Laid Rebiga: créer une structure dédiée à la mémoire pour la période entre 1930 et 1962

Publié par Dknews le 10-05-2022, 18h58 | 20

Le ministre des Moudjahidine et des Ayants-droit, Laid Rebiga, a insisté lundi à Guelma sur la nécessité de "réaliser une structure dédiée à la mémoire qui rassemblera toutes les phases historiques allant de 1930 à 1962".

Au cours de sa visite au musée du moudjahid dans le cadre de la seconde journée du programme des festivités commémoratives officielles de la journée nationale de la Mémoire, célébrant le 77ème anniversaire des massacres du 8 mai 1945, le ministre a indiqué que l’idée de réaliser cette structure qui intéresse tous les Algériens fera l’objet d’amples études des différentes phases liées à la période coloniale.

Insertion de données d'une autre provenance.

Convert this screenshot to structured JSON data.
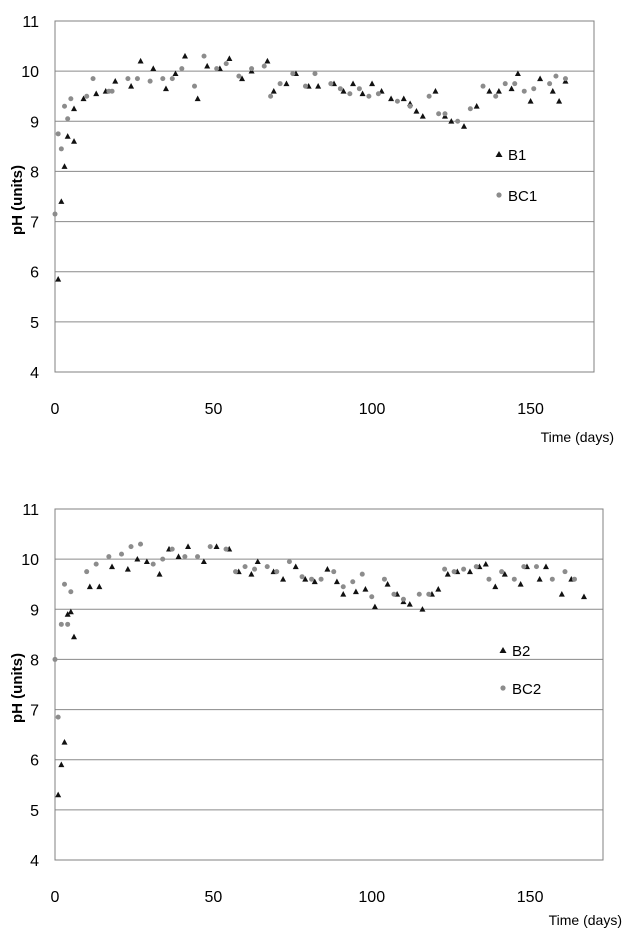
{
  "chart_data": [
    {
      "type": "scatter",
      "xlabel": "Time (days)",
      "ylabel": "pH (units)",
      "xlim": [
        0,
        170
      ],
      "ylim": [
        4,
        11
      ],
      "xticks": [
        0,
        50,
        100,
        150
      ],
      "yticks": [
        4,
        5,
        6,
        7,
        8,
        9,
        10,
        11
      ],
      "grid": "horizontal",
      "legend": "right",
      "series": [
        {
          "name": "B1",
          "marker": "triangle",
          "color": "#111111",
          "points": [
            [
              1,
              5.85
            ],
            [
              2,
              7.4
            ],
            [
              3,
              8.1
            ],
            [
              4,
              8.7
            ],
            [
              6,
              8.6
            ],
            [
              6,
              9.25
            ],
            [
              9,
              9.45
            ],
            [
              13,
              9.55
            ],
            [
              16,
              9.6
            ],
            [
              19,
              9.8
            ],
            [
              24,
              9.7
            ],
            [
              27,
              10.2
            ],
            [
              31,
              10.05
            ],
            [
              35,
              9.65
            ],
            [
              38,
              9.95
            ],
            [
              41,
              10.3
            ],
            [
              45,
              9.45
            ],
            [
              48,
              10.1
            ],
            [
              52,
              10.05
            ],
            [
              55,
              10.25
            ],
            [
              59,
              9.85
            ],
            [
              62,
              10.0
            ],
            [
              67,
              10.2
            ],
            [
              69,
              9.6
            ],
            [
              73,
              9.75
            ],
            [
              76,
              9.95
            ],
            [
              80,
              9.7
            ],
            [
              83,
              9.7
            ],
            [
              88,
              9.75
            ],
            [
              91,
              9.6
            ],
            [
              94,
              9.75
            ],
            [
              97,
              9.55
            ],
            [
              100,
              9.75
            ],
            [
              103,
              9.6
            ],
            [
              106,
              9.45
            ],
            [
              110,
              9.45
            ],
            [
              112,
              9.35
            ],
            [
              114,
              9.2
            ],
            [
              116,
              9.1
            ],
            [
              120,
              9.6
            ],
            [
              123,
              9.1
            ],
            [
              125,
              9.0
            ],
            [
              129,
              8.9
            ],
            [
              133,
              9.3
            ],
            [
              137,
              9.6
            ],
            [
              140,
              9.6
            ],
            [
              144,
              9.65
            ],
            [
              146,
              9.95
            ],
            [
              150,
              9.4
            ],
            [
              153,
              9.85
            ],
            [
              157,
              9.6
            ],
            [
              159,
              9.4
            ],
            [
              161,
              9.8
            ]
          ]
        },
        {
          "name": "BC1",
          "marker": "circle",
          "color": "#8c8c8c",
          "points": [
            [
              0,
              7.15
            ],
            [
              1,
              8.75
            ],
            [
              2,
              8.45
            ],
            [
              3,
              9.3
            ],
            [
              4,
              9.05
            ],
            [
              5,
              9.45
            ],
            [
              10,
              9.5
            ],
            [
              12,
              9.85
            ],
            [
              17,
              9.6
            ],
            [
              18,
              9.6
            ],
            [
              23,
              9.85
            ],
            [
              26,
              9.85
            ],
            [
              30,
              9.8
            ],
            [
              34,
              9.85
            ],
            [
              37,
              9.85
            ],
            [
              40,
              10.05
            ],
            [
              44,
              9.7
            ],
            [
              47,
              10.3
            ],
            [
              51,
              10.05
            ],
            [
              54,
              10.15
            ],
            [
              58,
              9.9
            ],
            [
              62,
              10.05
            ],
            [
              66,
              10.1
            ],
            [
              68,
              9.5
            ],
            [
              71,
              9.75
            ],
            [
              75,
              9.95
            ],
            [
              79,
              9.7
            ],
            [
              82,
              9.95
            ],
            [
              87,
              9.75
            ],
            [
              90,
              9.65
            ],
            [
              93,
              9.55
            ],
            [
              96,
              9.65
            ],
            [
              99,
              9.5
            ],
            [
              102,
              9.55
            ],
            [
              108,
              9.4
            ],
            [
              112,
              9.3
            ],
            [
              118,
              9.5
            ],
            [
              121,
              9.15
            ],
            [
              123,
              9.15
            ],
            [
              127,
              9.0
            ],
            [
              131,
              9.25
            ],
            [
              135,
              9.7
            ],
            [
              139,
              9.5
            ],
            [
              142,
              9.75
            ],
            [
              145,
              9.75
            ],
            [
              148,
              9.6
            ],
            [
              151,
              9.65
            ],
            [
              156,
              9.75
            ],
            [
              158,
              9.9
            ],
            [
              161,
              9.85
            ]
          ]
        }
      ]
    },
    {
      "type": "scatter",
      "xlabel": "Time (days)",
      "ylabel": "pH (units)",
      "xlim": [
        0,
        173
      ],
      "ylim": [
        4,
        11
      ],
      "xticks": [
        0,
        50,
        100,
        150
      ],
      "yticks": [
        4,
        5,
        6,
        7,
        8,
        9,
        10,
        11
      ],
      "grid": "horizontal",
      "legend": "right",
      "series": [
        {
          "name": "B2",
          "marker": "triangle",
          "color": "#111111",
          "points": [
            [
              1,
              5.3
            ],
            [
              2,
              5.9
            ],
            [
              3,
              6.35
            ],
            [
              4,
              8.9
            ],
            [
              5,
              8.95
            ],
            [
              6,
              8.45
            ],
            [
              11,
              9.45
            ],
            [
              14,
              9.45
            ],
            [
              18,
              9.85
            ],
            [
              23,
              9.8
            ],
            [
              26,
              10.0
            ],
            [
              29,
              9.95
            ],
            [
              33,
              9.7
            ],
            [
              36,
              10.2
            ],
            [
              39,
              10.05
            ],
            [
              42,
              10.25
            ],
            [
              47,
              9.95
            ],
            [
              51,
              10.25
            ],
            [
              55,
              10.2
            ],
            [
              58,
              9.75
            ],
            [
              62,
              9.7
            ],
            [
              64,
              9.95
            ],
            [
              69,
              9.75
            ],
            [
              72,
              9.6
            ],
            [
              76,
              9.85
            ],
            [
              79,
              9.6
            ],
            [
              82,
              9.55
            ],
            [
              86,
              9.8
            ],
            [
              89,
              9.55
            ],
            [
              91,
              9.3
            ],
            [
              95,
              9.35
            ],
            [
              98,
              9.4
            ],
            [
              101,
              9.05
            ],
            [
              105,
              9.5
            ],
            [
              108,
              9.3
            ],
            [
              110,
              9.15
            ],
            [
              112,
              9.1
            ],
            [
              116,
              9.0
            ],
            [
              119,
              9.3
            ],
            [
              121,
              9.4
            ],
            [
              124,
              9.7
            ],
            [
              127,
              9.75
            ],
            [
              131,
              9.75
            ],
            [
              134,
              9.85
            ],
            [
              136,
              9.9
            ],
            [
              139,
              9.45
            ],
            [
              142,
              9.7
            ],
            [
              147,
              9.5
            ],
            [
              149,
              9.85
            ],
            [
              153,
              9.6
            ],
            [
              155,
              9.85
            ],
            [
              160,
              9.3
            ],
            [
              163,
              9.6
            ],
            [
              167,
              9.25
            ]
          ]
        },
        {
          "name": "BC2",
          "marker": "circle",
          "color": "#8c8c8c",
          "points": [
            [
              0,
              8.0
            ],
            [
              1,
              6.85
            ],
            [
              2,
              8.7
            ],
            [
              3,
              9.5
            ],
            [
              4,
              8.7
            ],
            [
              5,
              9.35
            ],
            [
              10,
              9.75
            ],
            [
              13,
              9.9
            ],
            [
              17,
              10.05
            ],
            [
              21,
              10.1
            ],
            [
              24,
              10.25
            ],
            [
              27,
              10.3
            ],
            [
              31,
              9.9
            ],
            [
              34,
              10.0
            ],
            [
              37,
              10.2
            ],
            [
              41,
              10.05
            ],
            [
              45,
              10.05
            ],
            [
              49,
              10.25
            ],
            [
              54,
              10.2
            ],
            [
              57,
              9.75
            ],
            [
              60,
              9.85
            ],
            [
              63,
              9.8
            ],
            [
              67,
              9.85
            ],
            [
              70,
              9.75
            ],
            [
              74,
              9.95
            ],
            [
              78,
              9.65
            ],
            [
              81,
              9.6
            ],
            [
              84,
              9.6
            ],
            [
              88,
              9.75
            ],
            [
              91,
              9.45
            ],
            [
              94,
              9.55
            ],
            [
              97,
              9.7
            ],
            [
              100,
              9.25
            ],
            [
              104,
              9.6
            ],
            [
              107,
              9.3
            ],
            [
              110,
              9.2
            ],
            [
              115,
              9.3
            ],
            [
              118,
              9.3
            ],
            [
              123,
              9.8
            ],
            [
              126,
              9.75
            ],
            [
              129,
              9.8
            ],
            [
              133,
              9.85
            ],
            [
              137,
              9.6
            ],
            [
              141,
              9.75
            ],
            [
              145,
              9.6
            ],
            [
              148,
              9.85
            ],
            [
              152,
              9.85
            ],
            [
              157,
              9.6
            ],
            [
              161,
              9.75
            ],
            [
              164,
              9.6
            ]
          ]
        }
      ]
    }
  ]
}
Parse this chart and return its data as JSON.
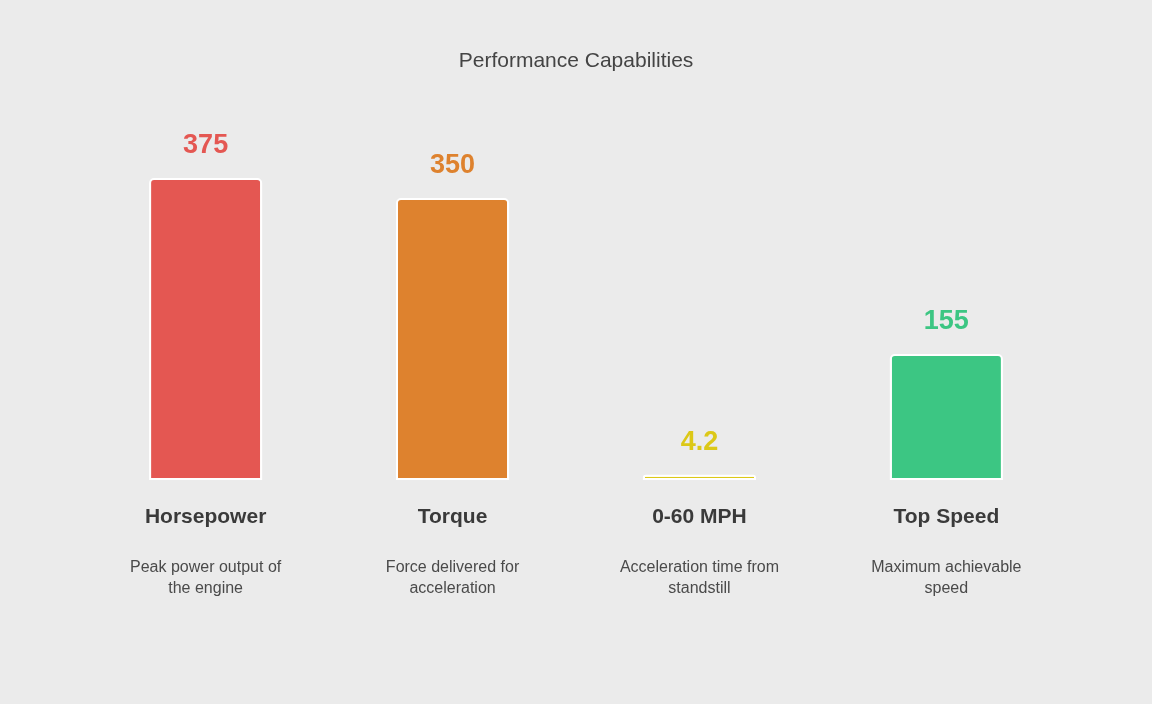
{
  "chart_data": {
    "type": "bar",
    "title": "Performance Capabilities",
    "categories": [
      "Horsepower",
      "Torque",
      "0-60 MPH",
      "Top Speed"
    ],
    "values": [
      375,
      350,
      4.2,
      155
    ],
    "colors": [
      "#e45752",
      "#de822e",
      "#dcc817",
      "#3cc683"
    ],
    "data_labels": true,
    "annotations": [
      "Peak power output of the engine",
      "Force delivered for acceleration",
      "Acceleration time from standstill",
      "Maximum achievable speed"
    ]
  }
}
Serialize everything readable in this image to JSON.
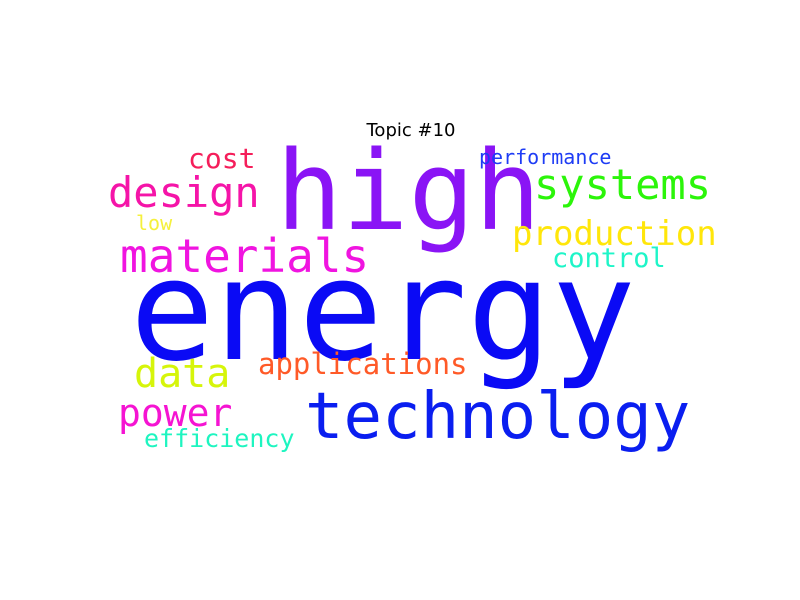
{
  "title": "Topic #10",
  "words": [
    {
      "text": "energy",
      "color": "#0a0af5"
    },
    {
      "text": "high",
      "color": "#8a14f5"
    },
    {
      "text": "technology",
      "color": "#0a1ef0"
    },
    {
      "text": "materials",
      "color": "#f014e0"
    },
    {
      "text": "design",
      "color": "#f514a8"
    },
    {
      "text": "systems",
      "color": "#2cf50a"
    },
    {
      "text": "production",
      "color": "#ffe60a"
    },
    {
      "text": "power",
      "color": "#f514d2"
    },
    {
      "text": "data",
      "color": "#d6f50a"
    },
    {
      "text": "applications",
      "color": "#ff5a28"
    },
    {
      "text": "cost",
      "color": "#f51e5a"
    },
    {
      "text": "control",
      "color": "#1ef5c8"
    },
    {
      "text": "efficiency",
      "color": "#1ef5c0"
    },
    {
      "text": "performance",
      "color": "#1e3cf5"
    },
    {
      "text": "low",
      "color": "#f5f03c"
    }
  ]
}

Le ministre a ajouté que cette structure s’inscrit dans le cadre des réalisations de qualité que l’Etat œuvre à concrétiser dans le domaine de la préservation de la mémoire nationale qui s’ajoutera aux autres structures, dont celle réalisée à Sétif et consacrée aux massacres du 8 mai 1945.

Lors des activités artistiques et culturelles diverses organisées dans la salle des conférences de la wilaya, le ministre a estimé que "la sauvegarde de la mémoire des chouh ada est un devoir sacré pour tous et l’on doit en tirer des leçons pour enraciner les véritables valeurs patriotiques".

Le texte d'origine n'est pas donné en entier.